Mas devemos ter em mente que ninguém morre de amor. Quando certos sentimentos passam a dominar a vida da pessoa – ansiedade e medo exagerados, por exemplo – é muito provável que ela esteja doente. Doenças psiquiátricas caracterizam-se como doença tanto quanto qualquer outra doença física que conhecemos melhor, como câncer, úlcera e etc. E elas precisam ser tratadas clinicamente. Na maior parte dos casos, não é apenas a força de vontade que vai fazer a pessoa sair da fossa; ela tem uma deficiência bioquímica que precisa ser tratada com medicação! Muitas vezes só exercício físico, uma mudança de atitude e de alimentação já resolvem! Mas é preciso que se acompanhe o paciente de perto! 

Dessa forma, sono em excesso, falta de apetite, desânimo prolongado, abuso excessivo de tranquilizantes são sinais para os quais devemos ficar atentos! Várias doenças psiquiátricas – depressão, distúrbio psicótico, esquizofrenia – já foram caracterizados clinicamente, e a internet está cheia de informações para quem quiser se inteirar mais sobre elas (mas por favor, verifique a fonte da informação primeiro!).

Escrevo sobre isso hoje por ter ficado chateada de ver novamente mais um jovem morrendo tão precocemente. A vida é tão legal e cheia de alternativas! E tenho certeza que o músico inspirador deste post, ainda tinha muita vontade de viver, escrever mais músicas e zoar por aí. Ainda, não estou dizendo que o Chorão não foi avisado, ou que as pessoas próximas dele não tentaram ajudar. Com experiências pessoais intensas e dolorosas, tendo eu um paciente psiquiátrico com uma doença séria na família, afirmo que sei o quanto é difícil ajudar alguém nessa situação. Mas muitas dessas pessoas só precisam de um empurrãozinho amigo para ir em busca de uma vida melhor.

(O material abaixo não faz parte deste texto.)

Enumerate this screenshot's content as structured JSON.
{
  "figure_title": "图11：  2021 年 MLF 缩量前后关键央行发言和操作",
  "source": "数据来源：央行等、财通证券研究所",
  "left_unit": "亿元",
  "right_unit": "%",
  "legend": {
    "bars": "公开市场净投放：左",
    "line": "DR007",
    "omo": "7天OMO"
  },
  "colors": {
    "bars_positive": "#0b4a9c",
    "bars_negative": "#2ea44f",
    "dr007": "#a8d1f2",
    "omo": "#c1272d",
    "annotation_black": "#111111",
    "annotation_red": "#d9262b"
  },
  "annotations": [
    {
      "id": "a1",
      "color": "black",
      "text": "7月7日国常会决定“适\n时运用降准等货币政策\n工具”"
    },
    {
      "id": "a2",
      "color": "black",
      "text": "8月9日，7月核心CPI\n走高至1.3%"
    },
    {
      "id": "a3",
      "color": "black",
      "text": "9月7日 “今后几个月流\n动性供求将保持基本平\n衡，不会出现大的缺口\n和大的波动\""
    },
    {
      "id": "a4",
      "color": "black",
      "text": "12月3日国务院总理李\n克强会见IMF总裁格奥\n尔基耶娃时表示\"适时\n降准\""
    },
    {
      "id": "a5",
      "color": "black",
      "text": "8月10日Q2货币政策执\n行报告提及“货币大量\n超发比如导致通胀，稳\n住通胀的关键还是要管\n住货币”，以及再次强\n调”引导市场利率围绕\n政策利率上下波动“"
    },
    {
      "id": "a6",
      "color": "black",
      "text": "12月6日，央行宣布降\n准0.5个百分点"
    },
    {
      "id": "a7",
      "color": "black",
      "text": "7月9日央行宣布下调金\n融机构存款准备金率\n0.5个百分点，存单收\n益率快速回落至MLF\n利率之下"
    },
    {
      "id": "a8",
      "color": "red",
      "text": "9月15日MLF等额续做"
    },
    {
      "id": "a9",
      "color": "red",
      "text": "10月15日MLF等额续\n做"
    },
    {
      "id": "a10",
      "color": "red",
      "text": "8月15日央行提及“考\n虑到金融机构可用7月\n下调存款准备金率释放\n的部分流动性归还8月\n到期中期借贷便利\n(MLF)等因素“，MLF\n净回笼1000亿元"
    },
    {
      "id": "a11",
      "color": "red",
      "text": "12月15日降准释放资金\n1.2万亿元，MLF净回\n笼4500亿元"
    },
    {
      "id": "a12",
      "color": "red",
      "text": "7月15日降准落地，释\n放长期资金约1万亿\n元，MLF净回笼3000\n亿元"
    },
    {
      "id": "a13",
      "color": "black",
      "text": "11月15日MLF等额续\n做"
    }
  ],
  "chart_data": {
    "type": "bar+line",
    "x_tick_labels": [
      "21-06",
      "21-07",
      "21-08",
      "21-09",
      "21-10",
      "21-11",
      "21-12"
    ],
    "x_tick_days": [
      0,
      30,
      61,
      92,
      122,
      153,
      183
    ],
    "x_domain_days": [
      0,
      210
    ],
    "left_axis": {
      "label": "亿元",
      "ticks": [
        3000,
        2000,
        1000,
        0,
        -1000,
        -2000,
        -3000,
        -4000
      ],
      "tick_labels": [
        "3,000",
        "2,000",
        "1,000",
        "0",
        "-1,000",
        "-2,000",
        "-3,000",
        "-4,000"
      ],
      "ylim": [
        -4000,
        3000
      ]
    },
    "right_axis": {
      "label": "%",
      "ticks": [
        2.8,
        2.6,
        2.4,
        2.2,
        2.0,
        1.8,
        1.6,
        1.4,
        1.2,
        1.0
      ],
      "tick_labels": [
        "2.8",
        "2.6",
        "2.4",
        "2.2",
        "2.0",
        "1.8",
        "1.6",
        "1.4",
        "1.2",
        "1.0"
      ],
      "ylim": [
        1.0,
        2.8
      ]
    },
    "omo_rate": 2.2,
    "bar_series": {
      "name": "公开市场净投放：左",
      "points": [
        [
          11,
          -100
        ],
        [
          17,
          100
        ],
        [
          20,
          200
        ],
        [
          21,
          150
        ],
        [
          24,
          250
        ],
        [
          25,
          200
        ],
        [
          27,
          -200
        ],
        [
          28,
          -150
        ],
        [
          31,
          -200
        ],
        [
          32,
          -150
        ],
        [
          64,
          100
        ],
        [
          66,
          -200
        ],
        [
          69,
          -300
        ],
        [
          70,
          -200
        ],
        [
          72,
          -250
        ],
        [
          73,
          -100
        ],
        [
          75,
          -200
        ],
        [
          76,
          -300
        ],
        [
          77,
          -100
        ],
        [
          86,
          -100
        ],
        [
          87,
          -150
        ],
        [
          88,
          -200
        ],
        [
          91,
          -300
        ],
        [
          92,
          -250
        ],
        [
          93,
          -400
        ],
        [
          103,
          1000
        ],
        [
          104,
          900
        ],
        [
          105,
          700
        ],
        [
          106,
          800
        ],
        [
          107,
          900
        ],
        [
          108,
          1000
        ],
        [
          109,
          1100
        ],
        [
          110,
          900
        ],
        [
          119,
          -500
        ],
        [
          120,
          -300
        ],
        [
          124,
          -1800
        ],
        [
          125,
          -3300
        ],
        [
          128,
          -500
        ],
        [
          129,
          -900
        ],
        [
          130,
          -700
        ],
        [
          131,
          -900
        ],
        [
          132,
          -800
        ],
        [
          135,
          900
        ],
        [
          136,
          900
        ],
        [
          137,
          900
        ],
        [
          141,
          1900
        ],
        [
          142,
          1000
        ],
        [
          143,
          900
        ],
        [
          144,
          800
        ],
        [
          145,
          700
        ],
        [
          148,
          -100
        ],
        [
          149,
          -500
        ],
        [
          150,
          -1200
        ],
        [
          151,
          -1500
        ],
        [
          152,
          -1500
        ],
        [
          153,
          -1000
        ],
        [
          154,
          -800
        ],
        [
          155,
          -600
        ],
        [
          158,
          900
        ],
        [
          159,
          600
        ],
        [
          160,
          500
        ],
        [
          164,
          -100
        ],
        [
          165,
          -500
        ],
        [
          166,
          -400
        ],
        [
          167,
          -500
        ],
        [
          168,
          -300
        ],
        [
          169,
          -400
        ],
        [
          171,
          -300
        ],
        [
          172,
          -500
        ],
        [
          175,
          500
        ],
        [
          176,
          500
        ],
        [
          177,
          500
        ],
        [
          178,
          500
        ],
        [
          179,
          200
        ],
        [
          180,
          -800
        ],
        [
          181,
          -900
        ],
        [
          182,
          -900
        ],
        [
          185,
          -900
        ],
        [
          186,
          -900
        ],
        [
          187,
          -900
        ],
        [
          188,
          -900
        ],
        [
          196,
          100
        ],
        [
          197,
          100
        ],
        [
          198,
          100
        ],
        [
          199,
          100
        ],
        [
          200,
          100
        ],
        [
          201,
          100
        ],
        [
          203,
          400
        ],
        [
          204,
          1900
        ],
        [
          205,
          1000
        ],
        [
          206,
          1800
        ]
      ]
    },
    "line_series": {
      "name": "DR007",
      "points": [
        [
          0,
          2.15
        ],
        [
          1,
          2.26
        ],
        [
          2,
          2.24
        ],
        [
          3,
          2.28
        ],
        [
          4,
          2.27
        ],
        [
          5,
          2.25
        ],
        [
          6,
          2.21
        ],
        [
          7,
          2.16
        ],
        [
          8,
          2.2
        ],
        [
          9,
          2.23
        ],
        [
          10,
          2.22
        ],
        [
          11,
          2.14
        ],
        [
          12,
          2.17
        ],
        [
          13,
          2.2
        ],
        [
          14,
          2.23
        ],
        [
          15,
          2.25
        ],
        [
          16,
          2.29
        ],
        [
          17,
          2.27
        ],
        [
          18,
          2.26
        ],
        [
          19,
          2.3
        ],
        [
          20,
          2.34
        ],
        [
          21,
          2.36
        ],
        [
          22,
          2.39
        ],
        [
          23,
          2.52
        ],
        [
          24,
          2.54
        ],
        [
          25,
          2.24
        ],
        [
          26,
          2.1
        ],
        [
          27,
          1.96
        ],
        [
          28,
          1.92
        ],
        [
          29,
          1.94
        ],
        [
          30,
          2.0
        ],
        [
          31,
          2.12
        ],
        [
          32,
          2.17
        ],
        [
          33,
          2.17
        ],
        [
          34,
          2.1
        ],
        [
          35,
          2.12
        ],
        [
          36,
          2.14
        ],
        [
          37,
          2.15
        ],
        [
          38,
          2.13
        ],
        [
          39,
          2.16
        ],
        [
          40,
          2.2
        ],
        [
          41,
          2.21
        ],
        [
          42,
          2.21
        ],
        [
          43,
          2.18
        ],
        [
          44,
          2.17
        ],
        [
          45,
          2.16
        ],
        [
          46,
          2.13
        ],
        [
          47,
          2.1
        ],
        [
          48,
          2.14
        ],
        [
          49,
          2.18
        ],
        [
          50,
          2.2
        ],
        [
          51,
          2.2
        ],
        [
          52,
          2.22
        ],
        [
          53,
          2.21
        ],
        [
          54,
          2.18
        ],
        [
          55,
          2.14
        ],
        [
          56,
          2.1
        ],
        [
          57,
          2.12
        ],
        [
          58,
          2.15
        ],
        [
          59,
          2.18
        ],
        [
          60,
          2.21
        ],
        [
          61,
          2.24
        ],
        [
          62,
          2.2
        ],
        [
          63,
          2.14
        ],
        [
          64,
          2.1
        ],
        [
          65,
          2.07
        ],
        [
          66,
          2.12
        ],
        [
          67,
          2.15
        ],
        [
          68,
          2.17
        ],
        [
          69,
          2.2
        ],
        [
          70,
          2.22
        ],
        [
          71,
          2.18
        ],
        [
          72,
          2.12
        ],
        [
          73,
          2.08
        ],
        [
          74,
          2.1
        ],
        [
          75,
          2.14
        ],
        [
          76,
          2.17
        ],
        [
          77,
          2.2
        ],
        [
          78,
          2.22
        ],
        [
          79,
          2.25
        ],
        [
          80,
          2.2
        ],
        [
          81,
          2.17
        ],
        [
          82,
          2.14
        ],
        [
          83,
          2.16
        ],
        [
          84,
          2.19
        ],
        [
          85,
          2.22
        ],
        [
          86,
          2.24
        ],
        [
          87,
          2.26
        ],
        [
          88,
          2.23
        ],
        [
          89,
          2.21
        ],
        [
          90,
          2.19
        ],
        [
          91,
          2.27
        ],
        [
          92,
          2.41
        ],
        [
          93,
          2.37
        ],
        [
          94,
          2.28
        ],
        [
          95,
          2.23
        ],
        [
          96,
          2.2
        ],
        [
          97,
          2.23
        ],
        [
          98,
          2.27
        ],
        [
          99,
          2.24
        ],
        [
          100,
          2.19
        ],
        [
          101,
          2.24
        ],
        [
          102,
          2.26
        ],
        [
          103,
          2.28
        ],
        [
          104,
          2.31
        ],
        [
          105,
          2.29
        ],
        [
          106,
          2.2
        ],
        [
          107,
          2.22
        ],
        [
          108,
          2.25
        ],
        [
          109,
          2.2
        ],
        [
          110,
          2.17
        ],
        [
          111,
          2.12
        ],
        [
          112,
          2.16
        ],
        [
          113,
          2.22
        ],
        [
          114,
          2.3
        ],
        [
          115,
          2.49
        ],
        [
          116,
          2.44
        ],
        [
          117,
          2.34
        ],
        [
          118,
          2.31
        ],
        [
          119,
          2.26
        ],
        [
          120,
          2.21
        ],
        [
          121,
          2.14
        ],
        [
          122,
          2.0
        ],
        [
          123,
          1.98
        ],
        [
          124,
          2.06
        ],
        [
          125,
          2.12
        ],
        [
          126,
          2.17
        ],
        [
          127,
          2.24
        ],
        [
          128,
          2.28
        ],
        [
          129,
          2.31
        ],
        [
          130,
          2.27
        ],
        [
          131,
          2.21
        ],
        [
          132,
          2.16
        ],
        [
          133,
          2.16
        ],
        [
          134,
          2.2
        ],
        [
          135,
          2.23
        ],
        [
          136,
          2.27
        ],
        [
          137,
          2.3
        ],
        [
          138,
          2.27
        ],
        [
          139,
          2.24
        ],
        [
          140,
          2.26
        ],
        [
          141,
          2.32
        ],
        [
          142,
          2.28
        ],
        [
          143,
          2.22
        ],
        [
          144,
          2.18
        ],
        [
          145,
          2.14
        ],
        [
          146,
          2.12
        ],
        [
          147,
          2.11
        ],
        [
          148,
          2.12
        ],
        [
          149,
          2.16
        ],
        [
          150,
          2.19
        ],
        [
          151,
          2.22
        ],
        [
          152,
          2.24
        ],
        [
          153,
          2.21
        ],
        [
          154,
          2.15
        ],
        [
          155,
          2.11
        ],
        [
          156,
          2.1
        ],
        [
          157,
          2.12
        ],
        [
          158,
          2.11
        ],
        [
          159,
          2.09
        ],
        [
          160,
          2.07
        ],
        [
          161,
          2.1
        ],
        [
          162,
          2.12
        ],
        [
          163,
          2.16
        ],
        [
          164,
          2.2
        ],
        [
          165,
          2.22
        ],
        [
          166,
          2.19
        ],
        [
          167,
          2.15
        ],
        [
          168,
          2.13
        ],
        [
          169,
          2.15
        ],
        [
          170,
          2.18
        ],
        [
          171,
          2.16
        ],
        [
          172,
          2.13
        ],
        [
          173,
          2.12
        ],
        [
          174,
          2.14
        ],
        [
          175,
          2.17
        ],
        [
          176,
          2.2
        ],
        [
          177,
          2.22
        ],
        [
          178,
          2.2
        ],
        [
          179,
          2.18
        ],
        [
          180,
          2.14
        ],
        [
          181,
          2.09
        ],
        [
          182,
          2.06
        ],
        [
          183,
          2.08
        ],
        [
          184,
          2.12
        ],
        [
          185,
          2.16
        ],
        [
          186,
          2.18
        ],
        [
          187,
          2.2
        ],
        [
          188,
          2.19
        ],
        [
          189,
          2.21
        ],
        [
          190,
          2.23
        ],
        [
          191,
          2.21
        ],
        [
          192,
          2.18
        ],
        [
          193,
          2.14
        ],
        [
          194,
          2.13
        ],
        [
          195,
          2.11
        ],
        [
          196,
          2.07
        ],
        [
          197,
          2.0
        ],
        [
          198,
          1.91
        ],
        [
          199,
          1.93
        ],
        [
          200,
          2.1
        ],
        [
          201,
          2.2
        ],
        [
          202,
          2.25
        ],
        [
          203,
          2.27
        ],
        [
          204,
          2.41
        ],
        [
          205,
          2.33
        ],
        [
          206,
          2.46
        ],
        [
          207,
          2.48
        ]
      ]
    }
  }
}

Adianta discutir isso agora que ele já morreu? Adianta. Mais do que construir estátuas, é necessário que se observe de perto em vida as pessoas que amamos e que convivem conosco. Quem sabe a partir disso, vai ser possível conseguir evitar que amanhã seja o seu amigo ou a sua namorada a morrer assim sem razão. Ou quem sabe a sua mãe.